On Friday, the U.S. government announced that it had reached a “phase one” trade deal with the Chinese. While final terms of the agreement have not yet been announced, it is expected that China will implement certain structural reforms and commit to purchasing U.S. exports, while the U.S. has canceled or cut certain tariffs.

As a part of this deal, the U.S. canceled a 15-percent tariff on imported goods on List 4(b) that was expected to go into effect on December 15. In addition, the administration announced the phase one deal would cut some of the tariffs already in place—while items on Lists 1-3 would stay at 25 percent, the items on List 4(a) would be reduced from 15 percent to 7.5 percent.

“Although the phase one deal that was announced last week is a positive step forward, the list of products within the promotional products industry that will receive a reduction in tariffs is relatively few in number,” says Tom Goos, MAS, president of Kirkland, Washington, distributor Image Source, Inc. “The good news is it covers some large categories like t-shirts, outerwear, pens and pencils. The reduction from 15 percent to 7.5 percent is significant. However, this current deal does not cover the substantial duties of 25 percent on $250 billion in products that include categories like bags, drinkware and tech items. Overall, this is great momentum, but I would not make any assumptions that this trade war is over or even on a path to resolution based on this announcement.”

The final shape of the deal is not yet known, as no formal trade agreement has been published and discrepancies exist in public statements made by both sides. Reportedly, China will revise regulations in the areas of intellectual property, technology transfer, agriculture, financial services, and currency and foreign exchange, and agree to purchases of U.S. goods and services. China also canceled existing tariffs on U.S. corn, automobiles and other products.
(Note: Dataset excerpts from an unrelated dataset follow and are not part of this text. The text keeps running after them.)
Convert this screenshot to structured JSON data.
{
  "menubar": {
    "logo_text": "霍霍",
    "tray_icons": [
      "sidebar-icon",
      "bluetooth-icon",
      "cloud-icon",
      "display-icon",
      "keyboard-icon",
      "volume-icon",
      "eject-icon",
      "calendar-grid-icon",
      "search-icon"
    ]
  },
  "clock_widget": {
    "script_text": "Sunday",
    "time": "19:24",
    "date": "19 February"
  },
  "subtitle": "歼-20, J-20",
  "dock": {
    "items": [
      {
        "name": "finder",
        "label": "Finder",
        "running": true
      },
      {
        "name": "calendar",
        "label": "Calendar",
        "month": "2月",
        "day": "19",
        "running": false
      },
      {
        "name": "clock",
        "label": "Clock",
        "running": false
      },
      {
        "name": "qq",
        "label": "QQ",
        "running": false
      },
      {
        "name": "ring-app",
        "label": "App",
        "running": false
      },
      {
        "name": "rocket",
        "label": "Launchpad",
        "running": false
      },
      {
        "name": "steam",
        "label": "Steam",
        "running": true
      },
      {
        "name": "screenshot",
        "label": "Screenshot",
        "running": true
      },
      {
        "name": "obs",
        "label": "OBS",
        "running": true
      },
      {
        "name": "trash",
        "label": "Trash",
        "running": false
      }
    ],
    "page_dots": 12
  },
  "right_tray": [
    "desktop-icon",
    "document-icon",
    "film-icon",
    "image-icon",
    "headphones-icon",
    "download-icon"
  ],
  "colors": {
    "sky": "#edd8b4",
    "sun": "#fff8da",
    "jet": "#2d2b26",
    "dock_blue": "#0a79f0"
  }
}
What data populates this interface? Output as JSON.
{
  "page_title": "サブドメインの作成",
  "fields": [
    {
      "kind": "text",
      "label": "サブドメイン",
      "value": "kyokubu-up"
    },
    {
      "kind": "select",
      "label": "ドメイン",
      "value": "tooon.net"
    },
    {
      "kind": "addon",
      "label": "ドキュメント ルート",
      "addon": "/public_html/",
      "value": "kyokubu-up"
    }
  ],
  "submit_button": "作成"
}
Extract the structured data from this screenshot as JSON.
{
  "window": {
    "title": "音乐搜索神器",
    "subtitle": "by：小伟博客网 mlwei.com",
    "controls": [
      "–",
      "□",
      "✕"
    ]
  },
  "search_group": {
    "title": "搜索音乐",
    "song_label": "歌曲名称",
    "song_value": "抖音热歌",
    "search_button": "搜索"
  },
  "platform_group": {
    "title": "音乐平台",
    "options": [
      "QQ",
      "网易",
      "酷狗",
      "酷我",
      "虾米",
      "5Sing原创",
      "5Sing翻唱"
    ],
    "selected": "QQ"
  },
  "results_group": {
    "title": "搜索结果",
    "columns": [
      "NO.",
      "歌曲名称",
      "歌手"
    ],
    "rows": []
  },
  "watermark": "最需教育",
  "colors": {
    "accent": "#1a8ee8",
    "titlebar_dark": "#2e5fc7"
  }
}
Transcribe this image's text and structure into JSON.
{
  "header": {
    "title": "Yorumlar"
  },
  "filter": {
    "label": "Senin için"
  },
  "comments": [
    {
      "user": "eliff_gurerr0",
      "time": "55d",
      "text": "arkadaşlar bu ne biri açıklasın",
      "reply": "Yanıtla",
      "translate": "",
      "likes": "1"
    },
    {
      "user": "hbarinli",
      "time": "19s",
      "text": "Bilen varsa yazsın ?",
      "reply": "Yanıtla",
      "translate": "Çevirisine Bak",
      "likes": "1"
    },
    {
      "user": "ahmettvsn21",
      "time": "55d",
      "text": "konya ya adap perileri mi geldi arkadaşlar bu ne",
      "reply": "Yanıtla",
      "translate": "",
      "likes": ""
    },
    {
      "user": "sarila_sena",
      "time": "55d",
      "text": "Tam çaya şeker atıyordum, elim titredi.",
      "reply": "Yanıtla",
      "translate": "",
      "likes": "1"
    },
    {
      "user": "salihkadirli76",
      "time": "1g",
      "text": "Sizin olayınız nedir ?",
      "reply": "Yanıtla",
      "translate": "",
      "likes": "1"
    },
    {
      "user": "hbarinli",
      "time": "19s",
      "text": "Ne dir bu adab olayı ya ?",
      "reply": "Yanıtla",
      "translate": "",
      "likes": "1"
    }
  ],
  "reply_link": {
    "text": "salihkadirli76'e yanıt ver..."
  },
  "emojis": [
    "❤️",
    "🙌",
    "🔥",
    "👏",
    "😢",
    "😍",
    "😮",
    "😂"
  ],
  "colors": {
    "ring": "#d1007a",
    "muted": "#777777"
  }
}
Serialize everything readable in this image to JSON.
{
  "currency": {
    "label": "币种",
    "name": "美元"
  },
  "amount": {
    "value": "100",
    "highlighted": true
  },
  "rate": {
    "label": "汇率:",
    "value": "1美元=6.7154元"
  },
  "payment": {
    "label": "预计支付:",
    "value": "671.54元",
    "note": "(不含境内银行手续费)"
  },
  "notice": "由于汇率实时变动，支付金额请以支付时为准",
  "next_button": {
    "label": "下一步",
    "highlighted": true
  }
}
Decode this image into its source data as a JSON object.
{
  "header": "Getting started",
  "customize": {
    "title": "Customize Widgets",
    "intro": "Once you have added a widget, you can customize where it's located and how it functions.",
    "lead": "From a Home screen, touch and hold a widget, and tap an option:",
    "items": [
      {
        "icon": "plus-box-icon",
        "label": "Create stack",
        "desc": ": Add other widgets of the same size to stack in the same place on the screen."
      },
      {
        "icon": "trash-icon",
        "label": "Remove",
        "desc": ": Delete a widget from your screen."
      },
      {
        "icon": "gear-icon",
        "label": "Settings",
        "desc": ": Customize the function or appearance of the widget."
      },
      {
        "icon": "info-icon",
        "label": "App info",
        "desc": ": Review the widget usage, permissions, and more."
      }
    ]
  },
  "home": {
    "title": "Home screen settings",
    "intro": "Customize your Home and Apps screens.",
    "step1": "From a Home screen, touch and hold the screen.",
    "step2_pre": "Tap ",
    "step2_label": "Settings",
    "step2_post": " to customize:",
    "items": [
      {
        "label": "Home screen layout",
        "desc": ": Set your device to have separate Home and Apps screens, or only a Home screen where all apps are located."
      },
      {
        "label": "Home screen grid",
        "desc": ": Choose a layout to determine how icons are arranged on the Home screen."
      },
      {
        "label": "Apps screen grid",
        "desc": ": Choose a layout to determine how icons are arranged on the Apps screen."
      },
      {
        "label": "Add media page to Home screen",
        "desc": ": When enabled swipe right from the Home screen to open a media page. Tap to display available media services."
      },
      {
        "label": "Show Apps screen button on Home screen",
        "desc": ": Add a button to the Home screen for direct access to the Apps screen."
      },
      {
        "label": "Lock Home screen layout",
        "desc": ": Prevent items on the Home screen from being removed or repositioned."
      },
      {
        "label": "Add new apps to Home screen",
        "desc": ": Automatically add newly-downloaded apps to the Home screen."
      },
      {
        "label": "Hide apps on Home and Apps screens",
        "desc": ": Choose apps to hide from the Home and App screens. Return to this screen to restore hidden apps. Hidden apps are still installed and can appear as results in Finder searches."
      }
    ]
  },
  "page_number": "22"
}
“While we are still waiting to see the full details published in the Federal Register, the news impact for our industry is mixed because many items are still subject to tariffs,” says Larry Whitney, director of global compliance at supplier Polyconcept North America. “There have been no changes to the Section 301 Lists 1, 2 and 3 tariffs of 25 percent. The elimination of the List 4(b) tariffs is nice, but most items still carry tariffs and will continue to be subject to them until a ‘phase two’ agreement can be reached with China.”

Discussions on a phase two trade agreement, which would presumably include the rolling back of further tariffs, is expected to begin as soon as phase one is signed.

Whitney adds, “Any thaw in the trade war is good for our industry. Suppliers are still facing huge costs for tariffs on goods from China though. Until a peace in this trade war is declared, our industry will continue to see higher costs for goods from China.”